Cuando aún no se discutía si las mujeres tenían derechos -allá por principios del siglo XIX- ella, con 14 años, se negó a casarse con el pretendiente que sus padres querían imponerle. Y fueron tan convincentes sus cartas y pedidos, que un virrey y un obispo la escucharon y así se casó con el hombre que amaba desde la infancia: su primo segundo -el que luego sería coronel- Martín Jacobo Thompson, un buen mozo de aquellos que llamaban la atención de las "niñas" cuando entraba en un salón.

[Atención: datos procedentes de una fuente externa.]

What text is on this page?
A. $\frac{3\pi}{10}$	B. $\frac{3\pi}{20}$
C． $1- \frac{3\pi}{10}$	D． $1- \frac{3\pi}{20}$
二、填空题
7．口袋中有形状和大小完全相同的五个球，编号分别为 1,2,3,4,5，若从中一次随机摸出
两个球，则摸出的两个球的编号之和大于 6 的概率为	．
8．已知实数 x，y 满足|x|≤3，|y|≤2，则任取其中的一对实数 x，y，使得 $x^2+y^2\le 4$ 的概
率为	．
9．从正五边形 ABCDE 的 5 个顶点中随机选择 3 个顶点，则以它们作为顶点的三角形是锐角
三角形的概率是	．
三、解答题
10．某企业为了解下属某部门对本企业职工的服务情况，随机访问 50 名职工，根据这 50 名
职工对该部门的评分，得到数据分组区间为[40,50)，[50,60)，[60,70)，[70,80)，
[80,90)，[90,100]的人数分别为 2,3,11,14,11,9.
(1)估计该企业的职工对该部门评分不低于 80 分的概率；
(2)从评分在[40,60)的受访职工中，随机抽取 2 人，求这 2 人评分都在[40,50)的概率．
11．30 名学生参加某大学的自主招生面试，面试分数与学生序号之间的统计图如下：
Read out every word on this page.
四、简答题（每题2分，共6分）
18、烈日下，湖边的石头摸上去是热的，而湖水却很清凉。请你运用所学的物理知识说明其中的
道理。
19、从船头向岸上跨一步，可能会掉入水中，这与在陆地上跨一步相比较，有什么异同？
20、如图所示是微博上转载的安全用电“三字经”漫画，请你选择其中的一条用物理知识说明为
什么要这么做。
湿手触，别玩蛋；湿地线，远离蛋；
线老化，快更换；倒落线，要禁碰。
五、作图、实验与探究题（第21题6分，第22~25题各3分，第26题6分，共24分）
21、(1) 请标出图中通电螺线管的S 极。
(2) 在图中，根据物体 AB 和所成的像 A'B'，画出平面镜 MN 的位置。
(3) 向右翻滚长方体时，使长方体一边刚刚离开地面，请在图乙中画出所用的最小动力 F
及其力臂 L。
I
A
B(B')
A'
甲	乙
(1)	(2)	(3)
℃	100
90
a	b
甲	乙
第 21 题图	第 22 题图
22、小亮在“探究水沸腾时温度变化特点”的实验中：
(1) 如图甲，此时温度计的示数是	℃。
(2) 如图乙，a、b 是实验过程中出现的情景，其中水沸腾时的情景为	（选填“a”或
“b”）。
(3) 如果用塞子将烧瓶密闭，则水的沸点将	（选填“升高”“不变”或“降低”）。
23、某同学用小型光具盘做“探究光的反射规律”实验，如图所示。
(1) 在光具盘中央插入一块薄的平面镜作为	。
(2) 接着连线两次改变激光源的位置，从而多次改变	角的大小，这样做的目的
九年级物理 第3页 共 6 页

El destino la dejó viuda del hombre que amaba, pero tuvo el valor necesario -sin ser infiel al recuerdo de su primer amor- para volver a casarse con un emigrado francés, Jean Baptiste de Mendeville. Sin embargo, en cuanto éste -que tenía un carácter controvertido- se convirtió en un estorbo, no dudó en dejarlo de lado y seguir con su vida. Es probable que no haya estado entre las que criticaron a Camila O´ Gorman por sus pecados de amor, puesto que alguna vez escribió: "Mujer que tiene pasiones tiene méritos, y sea en la clase que sea, tiene corazón, y es lo que aprecio." Años después, para escándalo de muchos, luchó para salvar a Clorinda Sarracán -a quien habían casado muy joven y contra su voluntad- de la pena de muerte, acusada de haber sido instigadora y partícipe en el asesinato de su marido.
Condescendiente con las pasiones humanas -se entiende, con las de las mujeres, puesto que las de los hombres eran aceptadas- escandalizó a su hija al escribirle: "De las mujeres impecables tiemblo: son perversas; pero no digas esto, hija, porque me tendrán por bandolera, pero es que yo entiendo la virtud por otra cosa." Y rozando los 70 años, escribió: "¿Quién diablos inventó el matrimonio indisoluble? Es una barbaridad atarlo a uno a un martirio permanente." Siempre estuvo junto a los perseguidos -en sus cartas se aflige por la situación de las comunidades indígenas del país-, los exiliados y los jóvenes, a los que brindó su casa, presentó a sus amistades y ayudó con su poder social. Y cuando fue necesario, ella misma marchó al exilio.
Siendo una porteña orgullosa de su patria, anhelaba partir hacia tierras lejanas y no le faltaron caballeros que quisieran servirle de escolta. Nunca pudo alejarse del Plata.
Era una anciana para el canon de la época, pero su corazón no tenía edad y se enamoró de un hombre más joven -Echeverría- a quien la unió un amor espiritual e idealizado. Tenía por confidente un naranjo, del que hablaba con sus nietas, cuya sombra cobijó sus juegos infantiles, los encuentros fugaces con el primer amor, las tertulias de su juventud, las de su madurez y los años de ancianidad.
Dicen que el día que María Josefa Petrona de Todos los Santos Sánchez de Velazco y Trillo, dos veces viuda y casi centenaria, murió en la casa amada que heredó de su madre, aquel árbol añoso se derrumbó de dolor. Quizás, a pesar de ese anhelo de alejarse que nunca concretó, pensaba como el poeta Ataliva Herrera: Feliz quien nace y muere Bajo la mansa luz del mismo cielo: Si en los zarzales el dolor le hiere, Sus lares le propician el consuelo.